The Archmage looked up at the circle around the bowl. “I’d say that’s an expedition that’s spent the summer here, charting and surveying. However, I would certainly say it suggests Elietimm interest here is at least as urgent as ours.” He looked over at me. “If Messire D’Olbriot is looking to re-establish a colony here, I think he might have to evict some sitting tenants.”

“That’s a service I think we could very well look to render the Sieur,” Kalion mused, expression intent.

“That’s the enemy, is it?” Arest pushed Kalion aside to loom over the bowl, scowling darkly as the fat mage attempted to recover his position before thinking better of it.

“Thank you for joining us,” Planir greeted the warrior with a trace of irony.

“So what are you going to do about them?” demanded the big mercenary. “They’ve got four or five times our number, given the size of those ships.
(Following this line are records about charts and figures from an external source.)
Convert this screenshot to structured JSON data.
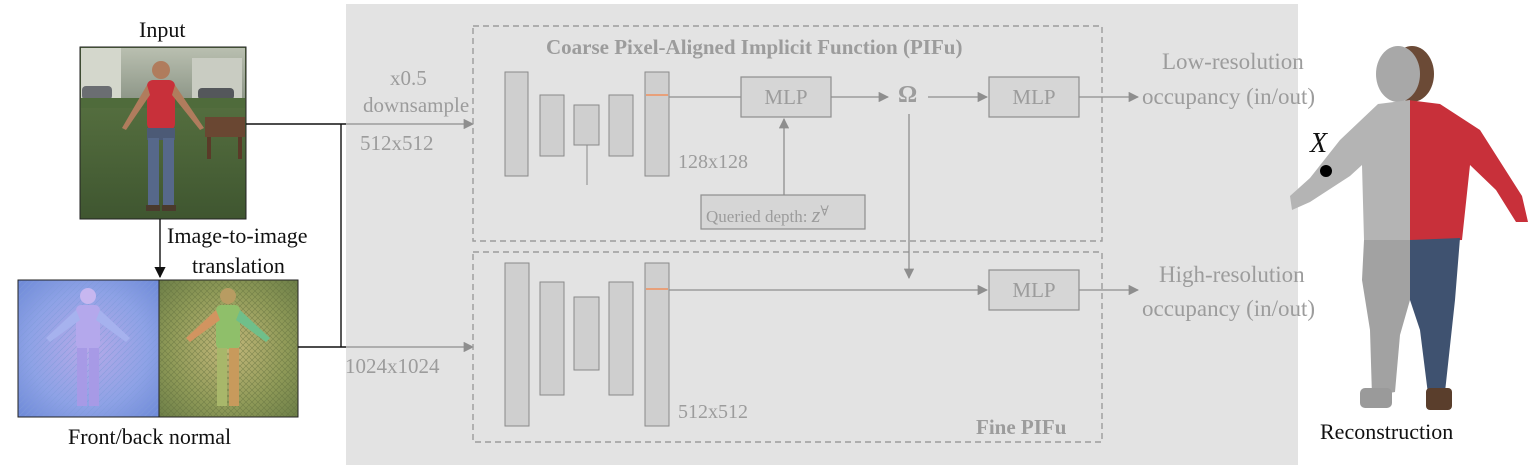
{
  "labels": {
    "input": "Input",
    "image_to_image_line1": "Image-to-image",
    "image_to_image_line2": "translation",
    "front_back_normal": "Front/back normal",
    "reconstruction": "Reconstruction",
    "coarse_title": "Coarse Pixel-Aligned Implicit Function (PIFu)",
    "fine_title": "Fine PIFu",
    "downsample_line1": "x0.5",
    "downsample_line2": "downsample",
    "res_512_input": "512x512",
    "res_1024_input": "1024x1024",
    "res_128": "128x128",
    "res_512_feature": "512x512",
    "mlp_coarse_1": "MLP",
    "mlp_coarse_2": "MLP",
    "mlp_fine": "MLP",
    "omega": "Ω",
    "queried_depth": "Queried depth:",
    "queried_depth_symbol": "z",
    "queried_depth_superscript": "∀",
    "low_res_line1": "Low-resolution",
    "low_res_line2": "occupancy (in/out)",
    "high_res_line1": "High-resolution",
    "high_res_line2": "occupancy (in/out)",
    "point_x": "X"
  },
  "colors": {
    "panel_bg": "#e3e3e3",
    "encoder_block_fill": "#cfcfcf",
    "encoder_block_stroke": "#8a8a8a",
    "feature_highlight": "#e8a07a",
    "shirt_red": "#c8303a",
    "normal_front": "#9aa6e6",
    "normal_back": "#9aa060"
  }
}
If they find us we’re dead and booking passage with Poldrion. You either have to kill or capture them.”

“How far away are they?” Planir inquired of Shiv thoughtfully.

“No more than a handful of days’ sail.”

“Too close,” the Archmage grimaced and shook his head. “I think you’re right, corps-master. We cannot afford to risk having them at our back, or them getting wind of what we’re doing.”

“You’re simply going to kill them?” Tonin’s expression was aghast.

“Give me one good reason why not?” challenged Arest. “They’ll kill us without a second glance at the runes if they find us!” The scholar subsided in unhappy confusion.

“Taking such decisions is part of the price for taking a place at the highest tables,” Kalion did not look in the least distressed at the prospect. “It’s a matter of statecraft, mentor.”

“I’ll soon knock the bastards out of this game,” Otrick’s eyes sparked blue fire as he spread his hands over the bowl.

“I don’t want to alert them unnecessarily,” Planir laid a warning hand on Otrick’s arm. “Use wind and wave, work with Shiv and simply drive the ships on to those rocks. That will suffice for the present.”